Other than just fixing regressions and other bugs, there are a few followup issues I want to address before beta 1, or possibly after it:
- CVS remove nsTextFrame
- Remove nsTextTransformer, which is almost entirely unused now
- Remove other unused support code from nsLineLayout and elsewhere
- Reland changes to nsILineBreaker implementation that have it use Pango on Linux
- Work on my patch to get and cache accurate glyph bounds
- Figure out what our story is going to be on quality vs speed
The last item's a tricky one. Currently on Windows and Linux we have a "fast path" for Latin-1 text rendering that avoids Uniscribe/Pango, disabling ligatures (and kerning too, on Linux). It would be nice to have ligatures and kerning on, but going through Uniscribe and Pango for everything would be a significant slowdown. (On Mac we're currently going through ATSUI for everything; we could add a Latin-1 fast path if we want to, in which case these considerations would apply to Mac too...) Here's my current thinking:
- Text in chrome documents should default to optimizing for quality. We hardly ever need to layout massive quantities of text in chrome. Also some system fonts on Vista really want ligaturization.

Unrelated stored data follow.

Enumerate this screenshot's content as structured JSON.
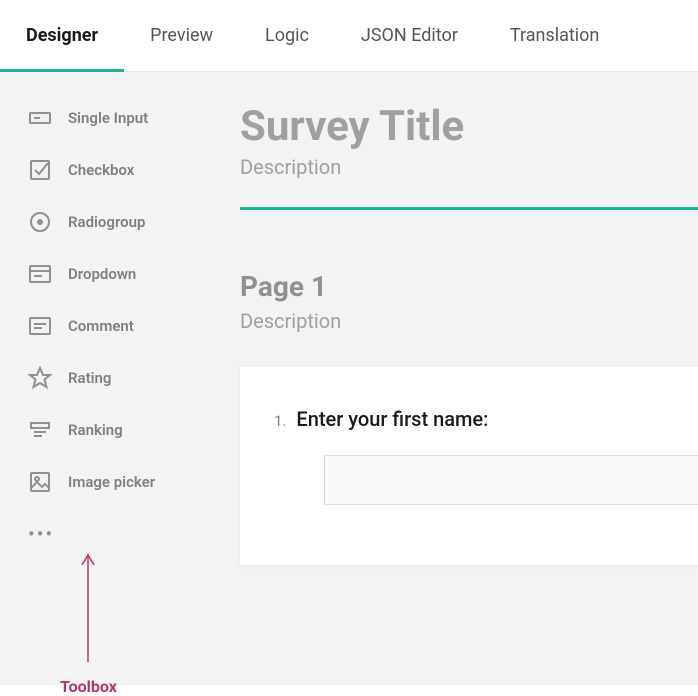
{
  "tabs": [
    {
      "label": "Designer",
      "active": true
    },
    {
      "label": "Preview"
    },
    {
      "label": "Logic"
    },
    {
      "label": "JSON Editor"
    },
    {
      "label": "Translation"
    }
  ],
  "toolbox": {
    "items": [
      {
        "label": "Single Input",
        "icon": "single-input-icon"
      },
      {
        "label": "Checkbox",
        "icon": "checkbox-icon"
      },
      {
        "label": "Radiogroup",
        "icon": "radiogroup-icon"
      },
      {
        "label": "Dropdown",
        "icon": "dropdown-icon"
      },
      {
        "label": "Comment",
        "icon": "comment-icon"
      },
      {
        "label": "Rating",
        "icon": "rating-icon"
      },
      {
        "label": "Ranking",
        "icon": "ranking-icon"
      },
      {
        "label": "Image picker",
        "icon": "image-picker-icon"
      }
    ],
    "more": "•••"
  },
  "survey": {
    "title": "Survey Title",
    "description": "Description"
  },
  "page": {
    "title": "Page 1",
    "description": "Description"
  },
  "question": {
    "number": "1.",
    "text": "Enter your first name:",
    "value": ""
  },
  "annotation": {
    "label": "Toolbox"
  },
  "colors": {
    "accent": "#19b394",
    "annotation": "#b5385e"
  }
}
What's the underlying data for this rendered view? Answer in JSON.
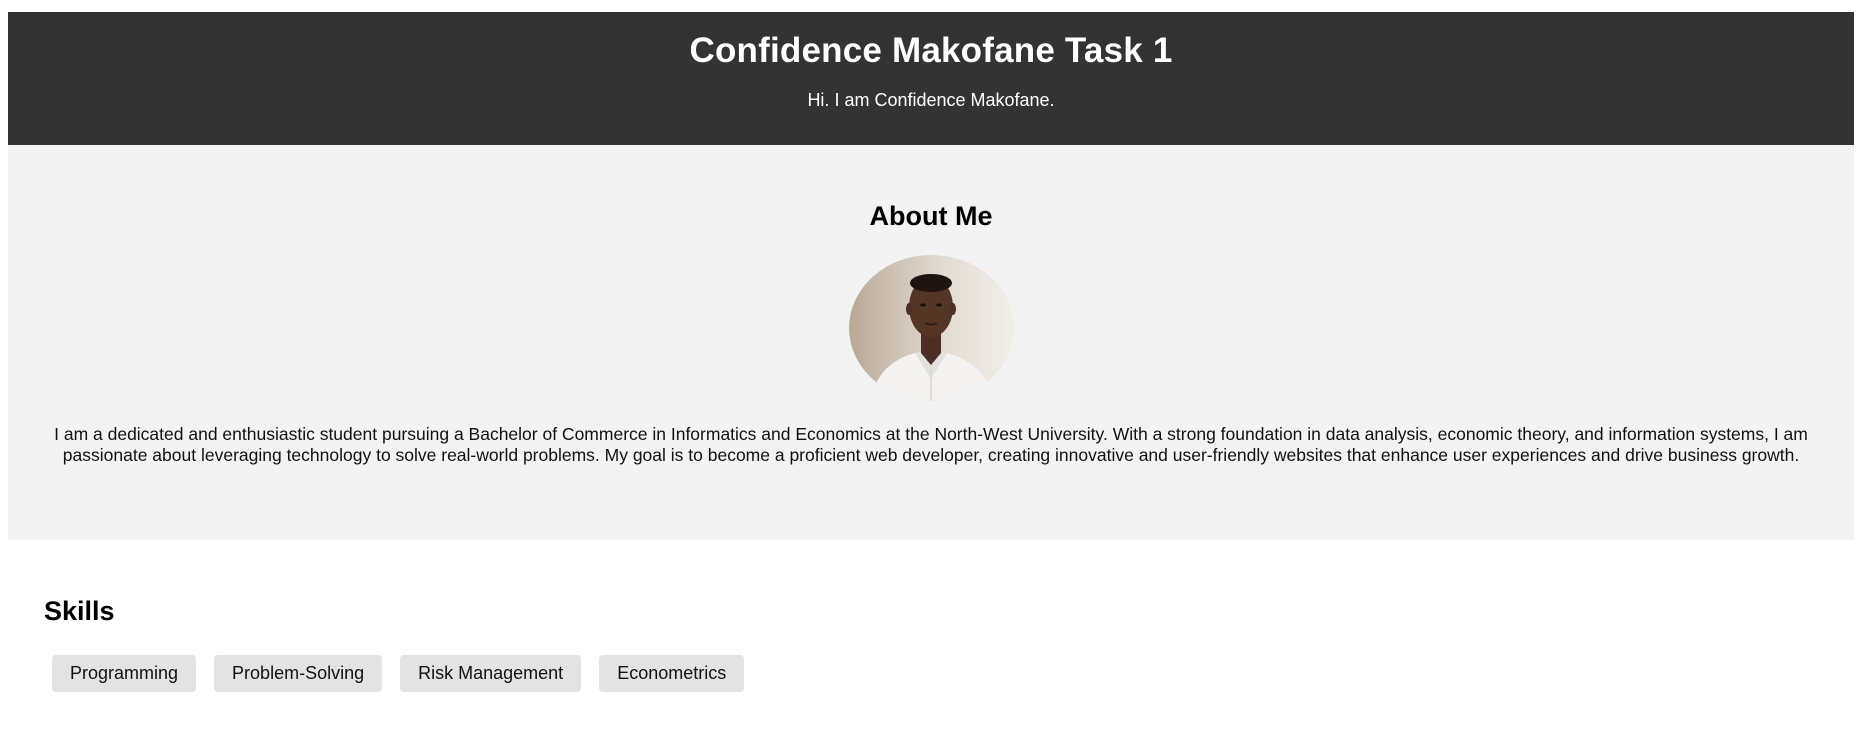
{
  "header": {
    "title": "Confidence Makofane Task 1",
    "subtitle": "Hi. I am Confidence Makofane."
  },
  "about": {
    "heading": "About Me",
    "photo_alt": "Confidence Makofane",
    "paragraph": "I am a dedicated and enthusiastic student pursuing a Bachelor of Commerce in Informatics and Economics at the North-West University. With a strong foundation in data analysis, economic theory, and information systems, I am passionate about leveraging technology to solve real-world problems. My goal is to become a proficient web developer, creating innovative and user-friendly websites that enhance user experiences and drive business growth."
  },
  "skills": {
    "heading": "Skills",
    "items": [
      "Programming",
      "Problem-Solving",
      "Risk Management",
      "Econometrics"
    ]
  },
  "colors": {
    "header_bg": "#333333",
    "about_bg": "#f3f3f3",
    "skill_bg": "#e3e3e3"
  }
}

- Text in content documents should default to optimizing for speed, for benchmarks and users with slow machines.
- But users, especially users with fast machines, should be able to opt for quality.
- Perhaps if we dectect the user has a fast machine, we could set them up for quality by default.
- We could also give authors control over quality, perhaps by using the SVG text-rendering CSS property.
This needs thought and wider discussion.
Monday, 2 July 2007
Mea Maxima Culpa
People have been complaining about poor stability in the latest Firefox 2.0.0 Mac update.
The good news is that I think Mats found the problem.
The bad news is it seems to be entirely my fault.
I guess it says a lot about how cool my job is that with a single mistake I can ruin the experience for millions of people.
Looking at it that way, "sorry" doesn't really cut it. But ... sorry!